Traite des êtres humains : l'Algérie met en place un mécanisme d'alerte rapide

Traite des êtres humains : l’Algérie met en place un mécanisme d’alerte rapide

Le numéro 29 du Journal officiel a publié un nouveau décret présidentiel visant à renforcer le cadre juridique et institutionnel de la lutte contre la traite des êtres humains. Ce texte réorganise le fonctionnement de la Commission nationale de prévention et de lutte contre la traite des personnes, en lui accordant des prérogatives élargies fondées sur le renforcement des mécanismes de veille, d’intervention rapide et de coordination entre les différentes instances concernées.

Ce décret confirme la mission de la Commission en matière de prévention et de lutte contre ce crime, ainsi que la prise en charge et la protection des victimes, en coordination avec les autorités judiciaires, administratives et sécuritaires compétentes, tout en adoptant une approche plus efficace dans le repérage et le traitement des cas.

Un système national d’alerte et d’intervention rapide

Selon le nouveau texte, les missions de la Commission sont élargies pour inclure la création et la gestion d’une base de données nationale dédiée aux crimes de traite des êtres humains, ainsi que l’élaboration d’un rapport annuel adressé au président de la République, Abdelmadjid Tebboune, sur l’état de ce phénomène et la situation des victimes. Il prévoit également l’adoption de mécanismes directs de signalement reposant sur la veille numérique, notamment à travers le suivi des contenus diffusés sur les réseaux sociaux.

Le décret instaure aussi un système intégré d’alerte précoce permettant la détection rapide des cas suspects, tout en obligeant la Commission à informer immédiatement le ministre de la Justice et les autorités compétentes dès qu’une situation nécessitant une intervention urgente est identifiée, afin d’accélérer les procédures judiciaires et de protéger les victimes.

La Commission est également chargée d’élaborer la stratégie nationale et le plan d’action relatifs à la prévention de la traite des êtres humains, de les soumettre au gouvernement pour approbation et d’en assurer le suivi sur le terrain. Elle devra en outre mettre en place un règlement intérieur définissant avec précision les mécanismes d’intervention et d’organisation.
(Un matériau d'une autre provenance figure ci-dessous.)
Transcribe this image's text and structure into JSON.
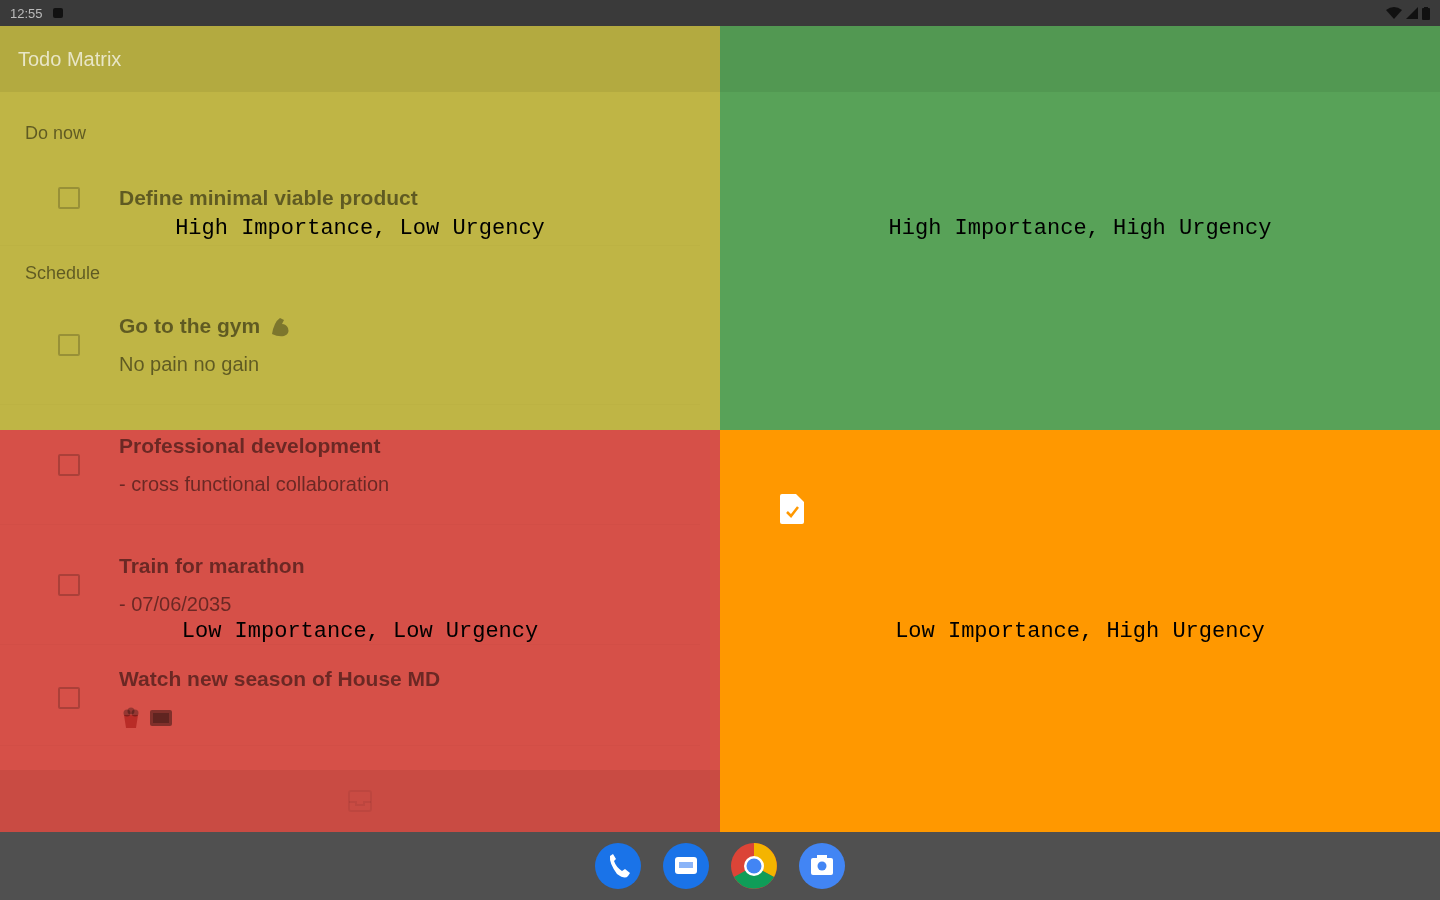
{
  "status_bar": {
    "time": "12:55"
  },
  "app": {
    "title": "Todo Matrix",
    "sections": [
      {
        "header": "Do now",
        "tasks": [
          {
            "title": "Define minimal viable product",
            "checked": false
          }
        ]
      },
      {
        "header": "Schedule",
        "tasks": [
          {
            "title": "Go to the gym",
            "title_icons": [
              {
                "kind": "arm"
              }
            ],
            "subtitle": "No pain no gain",
            "checked": false
          },
          {
            "title": "Professional development",
            "subtitle": "- cross functional collaboration",
            "checked": false
          },
          {
            "title": "Train for marathon",
            "subtitle": "- 07/06/2035",
            "checked": false
          },
          {
            "title": "Watch new season of House MD",
            "note_icons": [
              {
                "kind": "popcorn"
              },
              {
                "kind": "tv"
              }
            ],
            "checked": false
          }
        ]
      }
    ]
  },
  "quadrants": [
    {
      "label": "High Importance, Low Urgency",
      "color": "#bfb545"
    },
    {
      "label": "High Importance, High Urgency",
      "color": "#58a258"
    },
    {
      "label": "Low Importance, Low Urgency",
      "color": "#d65048"
    },
    {
      "label": "Low Importance, High Urgency",
      "color": "#ff9800"
    }
  ],
  "dock": [
    {
      "kind": "phone"
    },
    {
      "kind": "messages"
    },
    {
      "kind": "browser"
    },
    {
      "kind": "camera"
    }
  ]
}
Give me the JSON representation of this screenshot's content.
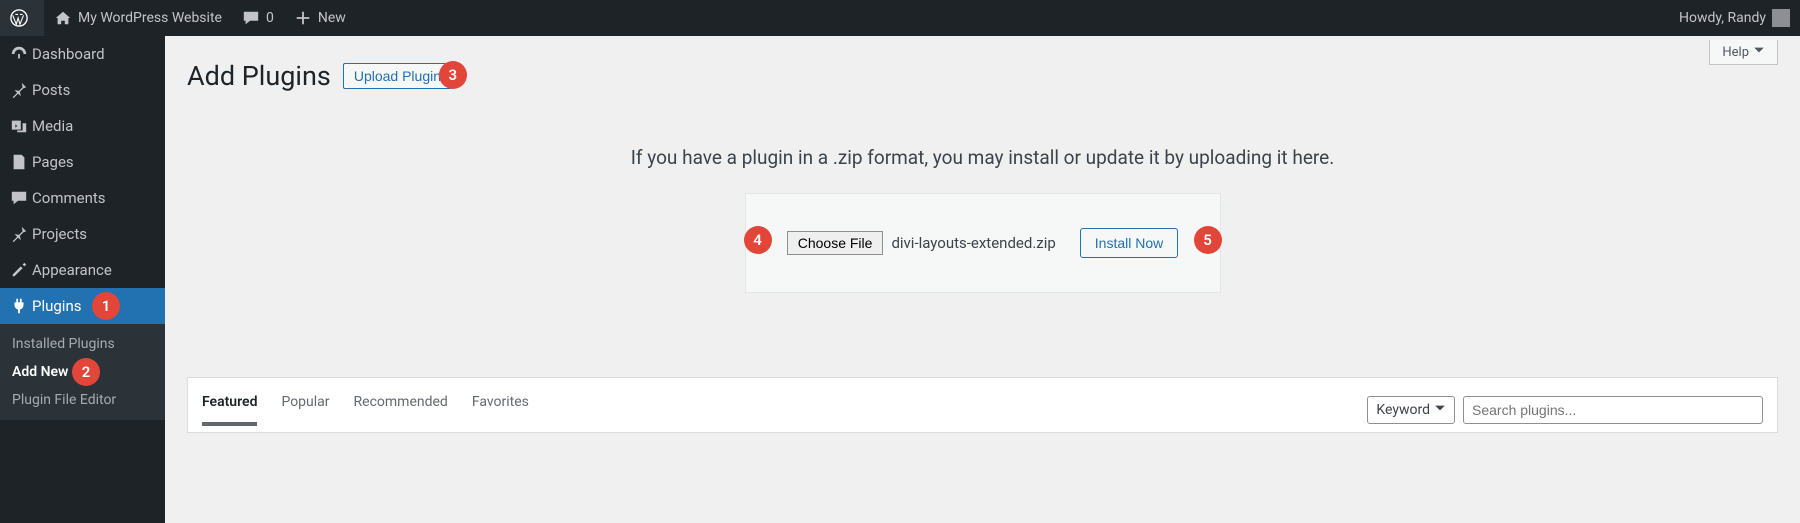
{
  "adminbar": {
    "site_name": "My WordPress Website",
    "comments_count": "0",
    "new_label": "New",
    "greeting": "Howdy, Randy"
  },
  "sidebar": {
    "dashboard": "Dashboard",
    "posts": "Posts",
    "media": "Media",
    "pages": "Pages",
    "comments": "Comments",
    "projects": "Projects",
    "appearance": "Appearance",
    "plugins": "Plugins",
    "plugins_submenu": {
      "installed": "Installed Plugins",
      "add_new": "Add New",
      "editor": "Plugin File Editor"
    }
  },
  "page": {
    "help_label": "Help",
    "title": "Add Plugins",
    "upload_btn": "Upload Plugin",
    "upload_hint": "If you have a plugin in a .zip format, you may install or update it by uploading it here.",
    "choose_file": "Choose File",
    "filename": "divi-layouts-extended.zip",
    "install_now": "Install Now",
    "tabs": {
      "featured": "Featured",
      "popular": "Popular",
      "recommended": "Recommended",
      "favorites": "Favorites"
    },
    "search_type": "Keyword",
    "search_placeholder": "Search plugins..."
  },
  "annotations": {
    "a1": "1",
    "a2": "2",
    "a3": "3",
    "a4": "4",
    "a5": "5"
  }
}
Le texte prévoit aussi l’adoption d’indicateurs précis pour le suivi des victimes, régulièrement actualisés, ainsi que l’élaboration de guides de référence visant à harmoniser les méthodes d’identification des cas et à faciliter l’intervention des différents acteurs.

Numérisation du signalement et renforcement de la transparence

Dans ce cadre, la création d’un site web officiel de la Commission est prévue pour publier études et rapports, ainsi que le développement d’outils numériques facilitant la coordination entre les institutions concernées. Une plateforme numérique et un numéro vert gratuit seront également lancés afin de permettre aux citoyens et aux victimes de signaler toute situation suspecte.

Les nouvelles missions incluent aussi la surveillance des contenus numériques liés à la traite des êtres humains, renforçant ainsi la capacité de l’État à intervenir précocement dans l’espace numérique et à lutter contre ces crimes.

La Commission effectuera par ailleurs des visites de terrain dans les centres d’accueil et d’hébergement des victimes, avec la rédaction de rapports périodiques sur leur situation. Elle participera également à des activités nationales et internationales, tout en renforçant la coopération avec les organismes et associations actives dans la protection des victimes.

Le décret permet en outre à la Commission de coordonner les interventions entre les différents acteurs dans le cadre du mécanisme national d’orientation, d’échanger des informations pour garantir une protection efficace, et d’intervenir automatiquement dès la détection de tout acte lié à la traite des êtres humains.

Gouvernance et suivi régulier

Sur le plan de la gouvernance, le texte précise la composition du Conseil de coordination et de suivi, dont les membres sont nommés pour un mandat de quatre ans renouvelable. Ce conseil est chargé d’évaluer les mécanismes de prise en charge des victimes, d’examiner les difficultés et de proposer des solutions, ainsi que de préparer le rapport annuel destiné au président de la République.

Le Conseil se réunit tous les deux mois en session ordinaire, avec la possibilité de tenir des réunions extraordinaires en cas de besoin, garantissant ainsi un suivi continu et efficace des activités de la Commission.

Au niveau opérationnel, la Direction de la prévention, de la veille et de l’intervention est chargée de recevoir et de traiter les signalements, de suivre les cas sur le terrain et de coordonner les interventions entre les différentes parties. Elle assure également la collecte et l’analyse des données, la mise en œuvre de campagnes de sensibilisation et la surveillance des contenus numériques liés.

Enfin, le décret insiste sur le respect strict de la protection des données personnelles, interdisant toute utilisation en dehors du cadre légal, et soumettant toutes les opérations de traitement à la législation en vigueur, afin de garantir le respect de la vie privée et de renforcer la confiance dans le système de signalement.